A empreiteira perdeu US$ 4,3 bilhões em contratos somente nos três últimos meses de 2016 (cerca de R$ 13 bilhões), segundo números informados à Folha pela própria empresa. O valor corresponde a 20% do estoque que a empreiteira tinha em setembro de 2016, quando divulgou o seu balanço mais recente.
Nessa conta estão obras canceladas por clientes e outras concluídas pela empreiteira no período. Desde outubro do ano passado, a empresa não fechou novos contratos para compensar as perdas.
Os dados são alarmantes para o grupo. Em 2014, antes de ser atingida pela Operação Lava Jato, a construtora fechou o ano com US$ 33,9 bilhões em contratos. No fim de 2016, tinha apenas US$ 17 bilhões em carteira. É o menor valor registrado desde 2008.
O valor da carteira, ou "backlog" no jargão do setor, é um indicador fundamental da saúde financeira de uma construtora no longo prazo. Indica o quanto ela irá faturar e também mostra a capacidade da empresa de conquistar e reter seus clientes.
O encolhimento da construtora é maior que o previsto. Em relatório de 22 de fevereiro, a agência de classificação de risco Fitch observou que a carteira de projetos da Odebrecht poderia chegar, no fim de 2017, "a um valor tão baixo quanto US$ 18 bilhões". Esse patamar já foi alcançado em 2016.
As agências de risco e os bancos acompanham com atenção esses números. O grupo Odebrecht tem empréstimos cujas garantias estão atreladas à empreiteira.
Quanto mais ela perder em contratos, maior, em tese, o risco para quem deu crédito.
Outros US$ 2,6 bilhões em obras já estão sob risco. Esse é o valor dos contratos da empreiteira em concessões que tiveram de ser devolvidas pelo grupo Odebrecht. Os novos concessionários que assumirem os projetos podem optar por substituir a construtora.
O cancelamento mais prejudicial foi o da concessão de um gasoduto no Peru, que representava US$ 2 bilhões em obras para a construtora. Há pedidos de devolução na Colômbia e no Panamá também.
Os problemas da Odebrecht se agravaram em dezembro de 2016, quando o Departamento de Justiça dos EUA divulgou detalhes sobre revelações feitas pelos executivos do grupo às autoridades.
A empresa confessou ter pago quase US$ 400 milhões em propina para obter contratos em nove países da América Latina, o que levou os governos desses países a abrir investigações sobre a empresa e cancelar seus contratos.
Assim, bancos seguiram relutando em dar crédito à empresa, incertos sobre seu futuro, e investidores interessados em seus ativos ficaram ressabiados.

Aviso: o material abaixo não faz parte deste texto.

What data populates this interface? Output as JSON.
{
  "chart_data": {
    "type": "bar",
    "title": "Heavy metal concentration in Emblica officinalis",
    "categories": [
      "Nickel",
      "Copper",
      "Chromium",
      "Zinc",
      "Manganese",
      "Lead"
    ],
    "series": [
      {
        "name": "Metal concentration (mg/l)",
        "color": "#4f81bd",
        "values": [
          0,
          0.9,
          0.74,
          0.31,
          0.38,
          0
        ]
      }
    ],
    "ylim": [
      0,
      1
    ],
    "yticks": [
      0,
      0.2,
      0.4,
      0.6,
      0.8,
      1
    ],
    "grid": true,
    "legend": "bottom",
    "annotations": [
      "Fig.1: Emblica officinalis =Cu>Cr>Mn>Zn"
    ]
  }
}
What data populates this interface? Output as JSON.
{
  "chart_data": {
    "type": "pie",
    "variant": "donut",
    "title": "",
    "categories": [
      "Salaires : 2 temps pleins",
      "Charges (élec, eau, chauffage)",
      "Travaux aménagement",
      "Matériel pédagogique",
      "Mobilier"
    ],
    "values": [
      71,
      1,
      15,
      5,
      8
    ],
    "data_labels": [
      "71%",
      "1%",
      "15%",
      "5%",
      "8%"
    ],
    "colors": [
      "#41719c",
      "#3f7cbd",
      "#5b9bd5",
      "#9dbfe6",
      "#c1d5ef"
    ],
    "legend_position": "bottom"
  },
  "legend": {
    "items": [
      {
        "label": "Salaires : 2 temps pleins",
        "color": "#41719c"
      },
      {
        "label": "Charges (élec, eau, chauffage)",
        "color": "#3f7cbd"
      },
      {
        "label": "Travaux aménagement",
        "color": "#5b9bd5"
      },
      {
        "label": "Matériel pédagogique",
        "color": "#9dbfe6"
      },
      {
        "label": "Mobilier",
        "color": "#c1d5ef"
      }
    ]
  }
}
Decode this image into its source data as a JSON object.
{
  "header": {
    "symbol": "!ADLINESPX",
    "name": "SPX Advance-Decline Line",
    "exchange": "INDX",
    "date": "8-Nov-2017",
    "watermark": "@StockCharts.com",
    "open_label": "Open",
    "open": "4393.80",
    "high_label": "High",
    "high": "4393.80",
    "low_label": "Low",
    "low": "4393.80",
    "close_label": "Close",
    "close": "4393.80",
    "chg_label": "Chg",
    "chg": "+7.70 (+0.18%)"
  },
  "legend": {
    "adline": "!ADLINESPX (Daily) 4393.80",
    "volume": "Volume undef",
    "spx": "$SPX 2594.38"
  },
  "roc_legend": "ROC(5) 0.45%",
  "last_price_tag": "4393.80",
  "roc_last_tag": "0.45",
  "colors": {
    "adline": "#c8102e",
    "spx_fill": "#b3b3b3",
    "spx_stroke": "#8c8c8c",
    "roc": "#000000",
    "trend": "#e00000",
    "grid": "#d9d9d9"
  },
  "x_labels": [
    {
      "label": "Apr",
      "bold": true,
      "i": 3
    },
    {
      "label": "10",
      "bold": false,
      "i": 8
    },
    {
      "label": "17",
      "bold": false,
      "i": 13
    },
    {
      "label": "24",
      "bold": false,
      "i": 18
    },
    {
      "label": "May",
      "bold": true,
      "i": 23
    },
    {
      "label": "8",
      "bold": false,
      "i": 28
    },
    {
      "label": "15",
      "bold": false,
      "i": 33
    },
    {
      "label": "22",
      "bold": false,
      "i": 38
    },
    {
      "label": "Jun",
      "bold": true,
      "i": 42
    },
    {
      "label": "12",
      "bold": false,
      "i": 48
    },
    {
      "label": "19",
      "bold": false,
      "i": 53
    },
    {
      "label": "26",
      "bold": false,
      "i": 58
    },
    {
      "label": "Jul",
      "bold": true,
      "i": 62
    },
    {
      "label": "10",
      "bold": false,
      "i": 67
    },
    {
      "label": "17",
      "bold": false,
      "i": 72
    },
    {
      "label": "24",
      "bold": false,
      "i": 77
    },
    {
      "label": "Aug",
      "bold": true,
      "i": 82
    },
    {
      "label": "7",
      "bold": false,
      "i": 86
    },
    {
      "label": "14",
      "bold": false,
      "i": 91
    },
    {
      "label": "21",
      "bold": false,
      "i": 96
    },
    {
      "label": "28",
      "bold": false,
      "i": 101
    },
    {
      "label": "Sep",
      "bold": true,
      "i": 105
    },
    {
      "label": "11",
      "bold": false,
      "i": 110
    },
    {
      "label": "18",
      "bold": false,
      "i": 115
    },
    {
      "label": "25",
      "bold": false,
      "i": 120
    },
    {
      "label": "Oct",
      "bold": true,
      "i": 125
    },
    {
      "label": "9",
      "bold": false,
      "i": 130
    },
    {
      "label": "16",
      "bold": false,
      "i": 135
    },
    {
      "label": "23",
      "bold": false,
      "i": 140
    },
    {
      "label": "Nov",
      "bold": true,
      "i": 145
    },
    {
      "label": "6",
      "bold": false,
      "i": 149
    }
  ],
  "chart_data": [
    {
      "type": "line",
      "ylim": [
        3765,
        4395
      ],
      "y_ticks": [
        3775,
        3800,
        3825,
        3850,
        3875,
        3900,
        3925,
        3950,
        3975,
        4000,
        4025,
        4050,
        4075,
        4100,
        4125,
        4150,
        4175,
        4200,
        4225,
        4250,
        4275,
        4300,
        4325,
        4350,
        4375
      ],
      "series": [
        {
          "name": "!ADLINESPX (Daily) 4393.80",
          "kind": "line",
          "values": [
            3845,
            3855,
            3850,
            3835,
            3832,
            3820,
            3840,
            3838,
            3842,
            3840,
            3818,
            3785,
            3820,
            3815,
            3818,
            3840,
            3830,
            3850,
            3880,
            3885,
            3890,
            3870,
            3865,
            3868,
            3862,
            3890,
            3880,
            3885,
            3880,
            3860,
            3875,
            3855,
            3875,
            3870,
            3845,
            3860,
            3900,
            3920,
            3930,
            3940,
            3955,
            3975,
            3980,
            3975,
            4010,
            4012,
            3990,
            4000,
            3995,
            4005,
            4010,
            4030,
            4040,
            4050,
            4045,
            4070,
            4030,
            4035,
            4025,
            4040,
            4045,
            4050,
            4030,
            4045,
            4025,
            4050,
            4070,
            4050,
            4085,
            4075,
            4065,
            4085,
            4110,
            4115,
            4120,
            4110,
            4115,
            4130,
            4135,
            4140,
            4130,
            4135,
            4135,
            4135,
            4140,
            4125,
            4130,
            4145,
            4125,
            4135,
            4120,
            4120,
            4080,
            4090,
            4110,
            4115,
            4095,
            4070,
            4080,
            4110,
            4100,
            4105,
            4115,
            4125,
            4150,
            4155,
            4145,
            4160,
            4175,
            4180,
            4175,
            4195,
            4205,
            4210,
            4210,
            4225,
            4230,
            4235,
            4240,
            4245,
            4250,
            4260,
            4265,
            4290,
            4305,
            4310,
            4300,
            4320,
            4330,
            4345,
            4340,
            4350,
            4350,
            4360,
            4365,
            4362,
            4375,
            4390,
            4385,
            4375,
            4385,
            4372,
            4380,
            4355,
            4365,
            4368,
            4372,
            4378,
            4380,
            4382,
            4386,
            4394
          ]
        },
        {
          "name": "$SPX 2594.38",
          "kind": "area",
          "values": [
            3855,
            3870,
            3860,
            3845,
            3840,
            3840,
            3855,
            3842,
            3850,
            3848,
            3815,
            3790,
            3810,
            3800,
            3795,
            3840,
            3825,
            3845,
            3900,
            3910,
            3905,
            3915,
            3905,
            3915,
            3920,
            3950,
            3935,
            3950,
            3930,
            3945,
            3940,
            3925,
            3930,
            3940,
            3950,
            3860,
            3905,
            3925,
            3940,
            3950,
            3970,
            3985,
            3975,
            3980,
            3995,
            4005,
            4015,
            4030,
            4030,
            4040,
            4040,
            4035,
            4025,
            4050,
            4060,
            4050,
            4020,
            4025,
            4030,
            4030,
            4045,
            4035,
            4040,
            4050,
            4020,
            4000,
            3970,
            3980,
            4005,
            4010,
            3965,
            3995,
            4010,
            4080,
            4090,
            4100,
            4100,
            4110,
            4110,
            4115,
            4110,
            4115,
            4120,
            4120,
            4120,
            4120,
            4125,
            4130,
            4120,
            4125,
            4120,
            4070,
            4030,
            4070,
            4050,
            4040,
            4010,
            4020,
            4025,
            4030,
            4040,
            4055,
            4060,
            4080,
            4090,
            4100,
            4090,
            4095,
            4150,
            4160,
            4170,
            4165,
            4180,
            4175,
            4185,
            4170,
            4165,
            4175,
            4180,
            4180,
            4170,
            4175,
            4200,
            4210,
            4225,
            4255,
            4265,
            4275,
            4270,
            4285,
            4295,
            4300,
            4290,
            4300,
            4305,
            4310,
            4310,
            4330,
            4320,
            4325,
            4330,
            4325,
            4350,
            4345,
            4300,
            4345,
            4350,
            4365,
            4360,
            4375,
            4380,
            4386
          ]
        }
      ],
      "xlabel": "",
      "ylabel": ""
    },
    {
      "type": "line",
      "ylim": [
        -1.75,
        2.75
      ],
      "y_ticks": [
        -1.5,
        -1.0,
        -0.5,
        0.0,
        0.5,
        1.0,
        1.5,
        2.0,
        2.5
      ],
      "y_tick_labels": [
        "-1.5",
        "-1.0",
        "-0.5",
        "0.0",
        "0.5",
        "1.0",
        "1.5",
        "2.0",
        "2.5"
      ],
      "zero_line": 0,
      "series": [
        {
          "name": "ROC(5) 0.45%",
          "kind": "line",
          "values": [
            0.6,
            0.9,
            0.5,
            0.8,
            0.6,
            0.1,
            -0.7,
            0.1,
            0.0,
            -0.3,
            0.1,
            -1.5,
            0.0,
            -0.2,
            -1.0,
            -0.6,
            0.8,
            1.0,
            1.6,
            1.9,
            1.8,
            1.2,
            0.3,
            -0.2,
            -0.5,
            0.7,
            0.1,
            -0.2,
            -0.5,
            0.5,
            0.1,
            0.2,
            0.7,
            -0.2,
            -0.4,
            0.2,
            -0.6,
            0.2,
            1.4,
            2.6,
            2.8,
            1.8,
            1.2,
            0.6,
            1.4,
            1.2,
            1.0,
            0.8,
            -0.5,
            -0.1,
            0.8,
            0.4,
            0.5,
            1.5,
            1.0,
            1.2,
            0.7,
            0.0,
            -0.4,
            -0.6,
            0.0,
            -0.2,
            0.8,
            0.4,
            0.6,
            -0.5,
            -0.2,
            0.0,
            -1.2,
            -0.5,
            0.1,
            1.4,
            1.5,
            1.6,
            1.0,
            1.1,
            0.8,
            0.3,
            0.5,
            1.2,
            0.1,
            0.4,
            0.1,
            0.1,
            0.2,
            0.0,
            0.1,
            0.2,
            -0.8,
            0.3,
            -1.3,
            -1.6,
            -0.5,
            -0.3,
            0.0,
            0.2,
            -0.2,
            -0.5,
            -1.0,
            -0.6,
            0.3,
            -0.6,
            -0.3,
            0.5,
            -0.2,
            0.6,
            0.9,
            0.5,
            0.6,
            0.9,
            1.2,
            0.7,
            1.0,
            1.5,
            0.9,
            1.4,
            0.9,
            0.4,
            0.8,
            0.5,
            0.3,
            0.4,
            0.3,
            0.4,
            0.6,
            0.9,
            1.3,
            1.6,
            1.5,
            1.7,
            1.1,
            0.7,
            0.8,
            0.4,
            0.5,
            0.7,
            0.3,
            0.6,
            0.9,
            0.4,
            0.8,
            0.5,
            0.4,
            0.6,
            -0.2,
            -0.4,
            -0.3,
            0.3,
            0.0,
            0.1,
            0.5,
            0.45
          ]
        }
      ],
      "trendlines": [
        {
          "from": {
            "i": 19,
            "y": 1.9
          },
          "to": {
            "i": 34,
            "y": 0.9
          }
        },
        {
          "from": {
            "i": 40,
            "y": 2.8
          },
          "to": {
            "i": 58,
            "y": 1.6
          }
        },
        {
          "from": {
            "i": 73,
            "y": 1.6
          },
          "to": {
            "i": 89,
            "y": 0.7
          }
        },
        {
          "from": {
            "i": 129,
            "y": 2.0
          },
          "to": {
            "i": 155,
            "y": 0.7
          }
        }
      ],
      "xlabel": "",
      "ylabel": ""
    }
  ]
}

Dos R$ 12 bilhões que o grupo espera vender em ativos, só R$ 5 bilhões foram negociados até agora.
No Brasil, pagamentos devidos à construtora por obras feitas no exterior seguem bloqueados pelo BNDES. A direção do banco estatal indicou que começará a liberar os recursos em breve, mas o dinheiro ainda não apareceu.
A Odebrecht corre para firmar novos acordos na tentativa de impedir o cancelamento de mais obras e voltar a disputar contratos. Já há acordos preliminares com Peru, Colômbia e Panamá. Na República Dominicana, um acordo foi fechado, restando a homologação pela Justiça.
Em nota, a Odebrecht afirmou que adotará as medidas necessárias para aprimorar seu compromisso com práticas empresariais éticas e de promoção da transparência em todas as suas ações.
Colaborou Raquel Landim.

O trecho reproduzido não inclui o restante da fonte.